Before I begin, I want to give a shout out to the two places in Eugene that I have gear from down here. The first is my Ninkasi Brewery hat, which I show off over beers with people I meet. The second is Paul’s Bicycle Way of Life, who built up this tank of a Surly LHT that I’m riding. Everything has performed perfectly. The rims are still intact, and I haven’t had one flat in the 450km that I’ve ridden. The only spokes that have broken are the extras, which were attached to the chainstay. It has welcomed the nasty bits of the Carretera, spat them back out and said “give me more.” She’s a little dirty, and needs to be lubed up pretty regularly, but she’s thriving. Thanks, Paul’s!
Now on to the good stuff. I haven’t updated in a few days, mostly because the hostels down here with wifi are, for the most part, closed during this season. The ones that I have stayed in have mostly been hosting road workers during the night, most of whom I have passed at some point during the day. Nevertheless, they’re an expensive luxury and I usually prefer to camp and make my own food over staying in one and forcing the owner to make dinner for the one crazy gringo that is coming through in spring.
I haven’t seen a single other cyclist yet. The people who pass me on the roads in heavy cars or 4×4 trucks are a mix of road work crew bosses, dump trucks, and the occasional tourist with kayaks loaded on their roof. Kayakers are the most enthusiastic to see me, often giving an excited few honks. Dump trucks usually toot once or twice. Crew bosses couldn’t give a damn. When I pass, I hold up road work.
When I last wrote, I was staring at a 625m pass at Lago Yelcho, hoping for better weather. Well, the next day didn’t turn out to be the clear weather I was hoping for, but at least it didn’t rain. In celebration of this fact, I made it over the pass (and snow) and rode 95km to La Junta in a day. And thus began the ripio from hell. About halfway through, the roadwork started, and the road altered between paved, and OH MY GOD WHAT IS THIS ripio with 1-2 inch diameter loose gravel all chewed up by trucks. By the end of the day, I felt as though a knife had slowly been inserted in my abdomen since 60km and just left there until I was done. I crashed in a hostel in La Junta, as a dozen road workers watched soccer and talked about the crazy gringo trying to fall asleep in the next room.
But all was well, because the next day started like this.
Then became this.
And then finally this.
After days of trying to capture every piece of blue sky I could in a photograph, Sunday was perfect. Clear blue skies, as far as the eye could see. I again celebrated the fact by riding 70km and crashing at a national park with a hanging glacier. The first part of the day brought road work and more poor ripio. Mostly pick your poison: terrible bouncy road work ripio, or huge potholes on roads waiting to be improved. The rest of the day was spent riding along a fjord past Puyuhuapi, which is a really touristy town with fishing and boating excursions during the peak season. Expensive campsite at the glacier, but worth it for the view.

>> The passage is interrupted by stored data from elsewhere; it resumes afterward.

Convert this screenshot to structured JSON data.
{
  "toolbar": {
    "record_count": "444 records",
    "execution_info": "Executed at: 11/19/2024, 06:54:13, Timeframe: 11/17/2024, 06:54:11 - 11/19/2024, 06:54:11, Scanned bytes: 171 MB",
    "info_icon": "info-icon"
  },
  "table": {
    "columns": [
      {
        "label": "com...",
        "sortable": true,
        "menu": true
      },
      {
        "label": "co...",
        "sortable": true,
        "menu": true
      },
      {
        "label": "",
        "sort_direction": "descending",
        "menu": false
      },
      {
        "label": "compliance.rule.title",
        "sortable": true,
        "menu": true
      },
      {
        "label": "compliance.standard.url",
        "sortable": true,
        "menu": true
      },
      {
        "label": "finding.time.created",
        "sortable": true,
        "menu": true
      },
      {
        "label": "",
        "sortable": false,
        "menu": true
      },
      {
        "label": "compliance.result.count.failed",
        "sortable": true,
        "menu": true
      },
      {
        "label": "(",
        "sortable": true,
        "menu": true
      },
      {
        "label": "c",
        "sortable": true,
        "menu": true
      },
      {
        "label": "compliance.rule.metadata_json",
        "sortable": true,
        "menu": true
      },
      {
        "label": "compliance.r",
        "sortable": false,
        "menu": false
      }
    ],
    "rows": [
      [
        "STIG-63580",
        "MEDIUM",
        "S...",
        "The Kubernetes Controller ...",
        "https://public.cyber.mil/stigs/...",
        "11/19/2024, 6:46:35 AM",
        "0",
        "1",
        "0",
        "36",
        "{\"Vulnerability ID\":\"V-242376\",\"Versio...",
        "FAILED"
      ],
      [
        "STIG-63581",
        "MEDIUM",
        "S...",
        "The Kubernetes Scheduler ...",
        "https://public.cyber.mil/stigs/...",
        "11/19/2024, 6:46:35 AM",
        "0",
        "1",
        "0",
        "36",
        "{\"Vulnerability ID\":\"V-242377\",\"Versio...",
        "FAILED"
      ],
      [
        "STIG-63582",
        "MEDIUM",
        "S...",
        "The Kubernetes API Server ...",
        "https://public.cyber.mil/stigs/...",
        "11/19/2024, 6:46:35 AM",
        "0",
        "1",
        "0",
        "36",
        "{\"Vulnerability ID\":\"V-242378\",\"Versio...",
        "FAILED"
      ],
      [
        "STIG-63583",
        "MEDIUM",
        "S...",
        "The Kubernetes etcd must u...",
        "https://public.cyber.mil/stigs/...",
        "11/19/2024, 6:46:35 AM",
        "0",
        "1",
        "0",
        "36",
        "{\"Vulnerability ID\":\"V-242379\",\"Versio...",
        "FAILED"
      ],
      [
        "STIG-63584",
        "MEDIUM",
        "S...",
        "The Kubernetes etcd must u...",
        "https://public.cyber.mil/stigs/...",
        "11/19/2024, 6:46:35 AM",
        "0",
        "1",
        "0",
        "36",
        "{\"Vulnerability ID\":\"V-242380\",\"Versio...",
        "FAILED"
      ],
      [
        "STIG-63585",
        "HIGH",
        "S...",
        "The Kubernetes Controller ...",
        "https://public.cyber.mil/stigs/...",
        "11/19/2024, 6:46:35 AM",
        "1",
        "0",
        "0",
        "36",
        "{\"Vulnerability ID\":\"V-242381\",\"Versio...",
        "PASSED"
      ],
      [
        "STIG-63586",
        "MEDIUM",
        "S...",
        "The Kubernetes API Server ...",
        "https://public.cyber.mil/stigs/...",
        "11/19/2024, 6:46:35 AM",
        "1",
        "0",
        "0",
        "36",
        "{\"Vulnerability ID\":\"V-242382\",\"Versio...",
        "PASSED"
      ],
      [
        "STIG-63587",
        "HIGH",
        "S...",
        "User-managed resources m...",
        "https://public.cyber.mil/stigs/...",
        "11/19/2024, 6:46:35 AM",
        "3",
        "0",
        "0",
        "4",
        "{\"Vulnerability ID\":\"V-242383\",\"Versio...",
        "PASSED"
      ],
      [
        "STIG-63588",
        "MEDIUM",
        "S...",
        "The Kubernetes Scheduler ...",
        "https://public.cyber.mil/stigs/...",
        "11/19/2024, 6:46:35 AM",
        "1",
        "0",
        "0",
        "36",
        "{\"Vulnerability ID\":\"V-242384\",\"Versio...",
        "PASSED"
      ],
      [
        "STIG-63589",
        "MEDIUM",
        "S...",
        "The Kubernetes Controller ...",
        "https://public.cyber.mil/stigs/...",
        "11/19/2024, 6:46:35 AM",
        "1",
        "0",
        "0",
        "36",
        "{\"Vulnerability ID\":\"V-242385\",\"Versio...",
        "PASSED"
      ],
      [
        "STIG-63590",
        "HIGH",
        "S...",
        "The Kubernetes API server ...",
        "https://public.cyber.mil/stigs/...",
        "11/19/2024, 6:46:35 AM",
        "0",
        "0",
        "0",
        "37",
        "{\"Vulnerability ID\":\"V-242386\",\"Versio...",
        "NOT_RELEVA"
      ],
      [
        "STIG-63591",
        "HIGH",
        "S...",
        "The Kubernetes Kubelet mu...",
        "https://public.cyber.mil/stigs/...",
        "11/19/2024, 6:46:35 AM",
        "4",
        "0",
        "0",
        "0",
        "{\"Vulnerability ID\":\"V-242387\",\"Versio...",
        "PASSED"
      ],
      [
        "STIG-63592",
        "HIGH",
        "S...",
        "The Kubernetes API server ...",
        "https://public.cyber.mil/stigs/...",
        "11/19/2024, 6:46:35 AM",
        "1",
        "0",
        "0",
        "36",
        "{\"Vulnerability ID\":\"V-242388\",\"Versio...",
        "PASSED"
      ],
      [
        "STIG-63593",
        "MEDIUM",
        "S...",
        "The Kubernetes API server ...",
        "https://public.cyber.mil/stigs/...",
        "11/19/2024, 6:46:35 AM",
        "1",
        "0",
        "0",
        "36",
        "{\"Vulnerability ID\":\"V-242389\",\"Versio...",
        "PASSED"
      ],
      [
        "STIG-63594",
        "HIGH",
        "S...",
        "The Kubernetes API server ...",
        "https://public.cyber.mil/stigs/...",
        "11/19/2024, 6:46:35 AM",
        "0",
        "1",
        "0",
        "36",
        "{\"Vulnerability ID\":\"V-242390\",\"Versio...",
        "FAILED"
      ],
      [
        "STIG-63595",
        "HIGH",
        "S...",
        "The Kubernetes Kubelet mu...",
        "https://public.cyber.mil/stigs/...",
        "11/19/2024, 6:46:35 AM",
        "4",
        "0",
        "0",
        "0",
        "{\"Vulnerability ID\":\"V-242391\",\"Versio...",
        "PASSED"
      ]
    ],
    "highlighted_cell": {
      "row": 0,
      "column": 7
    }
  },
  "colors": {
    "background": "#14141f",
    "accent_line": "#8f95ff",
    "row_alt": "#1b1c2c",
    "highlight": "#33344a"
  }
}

I took Monday off. I looked outside in the morning sore from the last two days, saw that it was raining, got my book out, and didn’t leave the tent but once to go see the glacier.
So here we are on Tuesday I guess. It was partly cloudy this morning turning to sun, and I’ve covered 70km. Tough climbing, with the Queulat Pass at 500m and another climb right after a sharp descent past more chewed up, muddy ripio and road work (they were inserting dynamite and jackhammering cliffs to widen the road). As they saw me descending, I was cheered on by the road workers, who knew that I had just come off of the pass. Fortunately, after the pass the road is paved almost until Coyhaique (2-3 days from here), and I’m savoring the smoothness of the ride. Best views yet in Queulat National Park. It’s getting a little lonely out here. A few people have slowed their cars for a few seconds to take a picture of me, and I give a thumbs up as they drive past. I met a nice group of Chilean geographers in a convoy of white trucks, who are doing extensive mapping of this area. It needs it, as the only guides I have drastically differ in the measuring of distances.
The scenery has changed, as I’m now clearly into the rain shadow of the mountains. Coyhaique is much dryer than the rest of the places I’ve been, and it’s about 140km away at this point. I’m looking forward to it. Basically, the days start with a lot of melancholy “just gotta get through this” attitude, and that gets better or worse based on the weather.